His name (pronounced Kay-AH-new) is Hawaiian, but that's just about the only place this 23-year-old actor hasn't lived. Born in Beirut, Lebanon, to a Chinese-Hawaiian father and an English mother, Keanu Reeves - the star of The River's Edge and Permanent Record - was raised in such assorted places as Australia, New York, and Toronto.

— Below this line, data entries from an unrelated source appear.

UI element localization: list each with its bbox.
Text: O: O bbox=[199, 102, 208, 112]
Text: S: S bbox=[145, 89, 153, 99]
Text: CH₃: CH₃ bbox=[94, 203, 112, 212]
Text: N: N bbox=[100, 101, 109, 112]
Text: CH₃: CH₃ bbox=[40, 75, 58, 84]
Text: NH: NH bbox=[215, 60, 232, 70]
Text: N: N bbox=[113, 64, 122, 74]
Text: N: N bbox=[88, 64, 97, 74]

"I went to four high schools in five years," says Keanu, who took acting classes - after hockey practice - while in high school in Canada. "It's difficult being uprooted and having to change your environment. It's hard moving to new places, making new friends, and leaving behind your old neighborhood. But it's part of growing up."

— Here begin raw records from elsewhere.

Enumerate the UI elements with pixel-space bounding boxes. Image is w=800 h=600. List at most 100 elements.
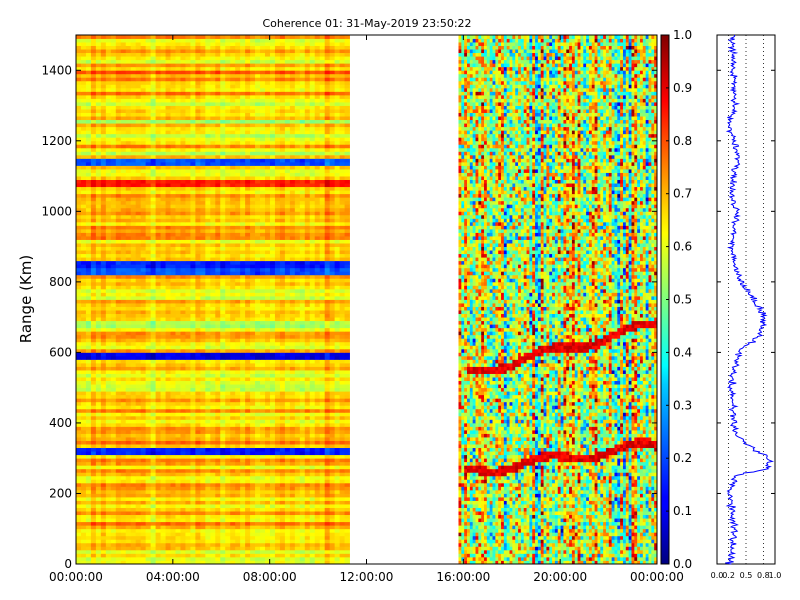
heatmap-cell [165, 493, 171, 498]
heatmap-cell [299, 560, 306, 565]
heatmap-cell [294, 345, 301, 350]
heatmap-cell [245, 338, 251, 343]
heatmap-cell [235, 295, 241, 300]
heatmap-cell [195, 264, 201, 269]
heatmap-cell [145, 560, 151, 565]
heatmap-cell [205, 468, 211, 473]
heatmap-cell [205, 313, 211, 318]
heatmap-cell [284, 419, 291, 424]
heatmap-cell [170, 313, 176, 318]
heatmap-cell [80, 511, 87, 516]
heatmap-cell [195, 482, 201, 487]
heatmap-cell [190, 345, 196, 350]
heatmap-cell [225, 465, 231, 470]
heatmap-cell [165, 496, 171, 501]
heatmap-cell [289, 461, 296, 466]
heatmap-cell [180, 525, 186, 530]
heatmap-cell [324, 511, 331, 516]
heatmap-cell [190, 429, 196, 434]
heatmap-cell [185, 429, 191, 434]
heatmap-cell [210, 504, 216, 508]
heatmap-cell [344, 458, 350, 463]
heatmap-cell [180, 489, 186, 494]
heatmap-cell [180, 352, 186, 357]
heatmap-cell [339, 324, 345, 329]
heatmap-cell [274, 331, 281, 336]
heatmap-cell [309, 387, 316, 392]
heatmap-cell [190, 281, 196, 286]
heatmap-cell [175, 384, 181, 389]
heatmap-cell [80, 426, 87, 431]
heatmap-cell [130, 415, 137, 420]
heatmap-cell [115, 257, 122, 262]
heatmap-cell [245, 556, 251, 561]
heatmap-cell [120, 454, 127, 459]
heatmap-cell [304, 528, 311, 533]
heatmap-cell [220, 373, 226, 378]
heatmap-cell [135, 475, 142, 480]
heatmap-cell [205, 377, 211, 382]
heatmap-cell [225, 549, 231, 554]
heatmap-cell [304, 334, 311, 339]
heatmap-cell [269, 521, 276, 526]
heatmap-cell [289, 447, 296, 452]
heatmap-cell [344, 542, 350, 547]
heatmap-cell [250, 486, 256, 491]
heatmap-cell [110, 398, 117, 403]
heatmap-cell [294, 274, 301, 279]
heatmap-cell [260, 384, 266, 389]
heatmap-cell [339, 267, 345, 272]
heatmap-cell [100, 454, 107, 459]
heatmap-cell [220, 303, 226, 307]
heatmap-cell [205, 486, 211, 491]
heatmap-cell [130, 267, 137, 272]
heatmap-cell [120, 359, 127, 364]
heatmap-cell [260, 264, 266, 269]
heatmap-cell [339, 317, 345, 322]
heatmap-cell [105, 359, 112, 364]
heatmap-cell [80, 521, 87, 526]
heatmap-cell [150, 310, 156, 315]
heatmap-cell [220, 444, 226, 449]
heatmap-cell [85, 264, 92, 269]
heatmap-cell [95, 496, 102, 501]
heatmap-cell [274, 486, 281, 491]
heatmap-cell [265, 514, 271, 519]
heatmap-cell [319, 320, 326, 325]
heatmap-cell [130, 511, 137, 516]
heatmap-cell [160, 482, 166, 487]
heatmap-cell [240, 355, 246, 360]
heatmap-cell [265, 264, 271, 269]
heatmap-cell [120, 370, 127, 374]
heatmap-cell [190, 461, 196, 466]
heatmap-cell [85, 560, 92, 565]
heatmap-cell [319, 489, 326, 494]
heatmap-cell [95, 556, 102, 561]
heatmap-cell [215, 525, 221, 530]
heatmap-cell [180, 246, 186, 251]
heatmap-cell [289, 281, 296, 286]
heatmap-cell [299, 454, 306, 459]
heatmap-cell [125, 486, 132, 491]
heatmap-cell [225, 496, 231, 501]
heatmap-cell [274, 246, 281, 251]
heatmap-cell [220, 525, 226, 530]
heatmap-cell [284, 486, 291, 491]
heatmap-cell [309, 518, 316, 523]
heatmap-cell [250, 327, 256, 332]
heatmap-cell [230, 341, 236, 346]
heatmap-cell [185, 451, 191, 456]
heatmap-cell [120, 511, 127, 516]
heatmap-cell [225, 433, 231, 438]
heatmap-cell [100, 539, 107, 544]
heatmap-cell [279, 504, 286, 508]
heatmap-cell [195, 461, 201, 466]
heatmap-cell [334, 264, 340, 269]
heatmap-cell [220, 415, 226, 420]
heatmap-cell [289, 422, 296, 427]
heatmap-cell [265, 288, 271, 293]
heatmap-cell [250, 468, 256, 473]
heatmap-cell [76, 419, 82, 424]
heatmap-cell [294, 458, 301, 463]
heatmap-cell [314, 317, 321, 322]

Now that he's "grown up," Keanu can look back with wiser eyes on the experience of moving around. At the time, always being the new kid on the block wasn't so cool. "Going to all those different high schools was not that heavy, now looking back on it," he says. "I wouldn't say it was a traumatizing experience, but it seemed like it then. That was the most difficult period for me, puberty."
Like a lot of new kids, Keanu sometimes had trouble fitting in. "I was a loner in high school," he says. "I wasn't like a lot of my peers."
How did he cope? He tried not to focus on school life too much. "I was in high school, but sort of out of school at the same time," he explains. Sports were one outlet. Music was another. "I would listen to Randy Newman and eat tuna fish and crackers," he says. "I'd play basketball and hockey, and listen to the Beatles." When he wasn't doing well in school, finding something that he could do well - such as hockey - helped hold his ego together.
HIS BIG REGRET
Keanu dropped out of school at 16, about the same time he decided to become an actor. "Sometimes I regret not finishing high school," Keanu says. "But, I was just trying to live my life." To his credit, Keanu continued to study after leaving school. (Many dropouts don't.) "I took a lot of one-night classes and one-week intensive things," he says.
Luckily, Keanu was beginning to work as an actor - in spite of flunking acting class (The Screen Actors' Guild in New York City estimates that 90 percent of actors are unemployed at any one time.) He won a role in the Canadian television series Hanging In. U.S. audiences first saw Keanu in 1986's Youngblood, with Rob Lowe and Patrick Swayze. He was also in the CBS Movie of the Week Under the Influence, about the relationship between an alcoholic father (Andy Griffith) and son.
But it was his part in The River's Edge, one of last year's most controversial and acclaimed films, that established Keanu as a star. The film is about a group 4 teens who protect a friend who murdered his girlfriend: Keanu played the boy who eventually goes to the police.
This year, Keanu took on a role in a film that deals with another serious issue: teen suicide. In Permanent Record, he played a kid coping with his best friend's suicide. "It's really about friendships and relationships, but it's also twisted," Keanu says, using one of his favorite words.
This fall, Keanu tackles two more "twisted" movie roles. In the comedy The Prince of Pennsylvania, he plays an oddball who kidnaps his dad. In Bill and Ted's Excellent Adventure, Keanu plays a teen who, with a buddy, travels through time. The pair round up a team of history's all-stars, including Socrates, Napoleon, Joan of Arc, and Beethoven - to help with a vital final exam.
Though Keanu says casting agents aren't breaking down his door, he has been working steadily. "My mom said you either go to school or get a job," Keanu says. "She's happy I'm not an unemployed bum... yet."
As it turns out, moving around a lot was good training for an actor's life. Keanu has worked recently in Pennsylvania, Rome, and Munich. He's now in Paris filming Les Liaisons Dangereuses, a movie set in the 1800s.
When he's not working, Keanu enjoys being a homebody in Los Angeles (his base for the last two years). He reads science fiction and "twisted" Russian fables, rides his motorcycle, and is teaching himself to play electric bass. "I'm a hack," he, says. "I have no rhythm or anything. But I love the sound the bass makes. It's therapy."
Even if you've always lived in the same place, you've probably faced a new situation. If you haven't yet, you almost certainly will in the future. When that happens, how will you deal with it? Are there ideas from Keanu's story that you could use when you feel lonely or left out?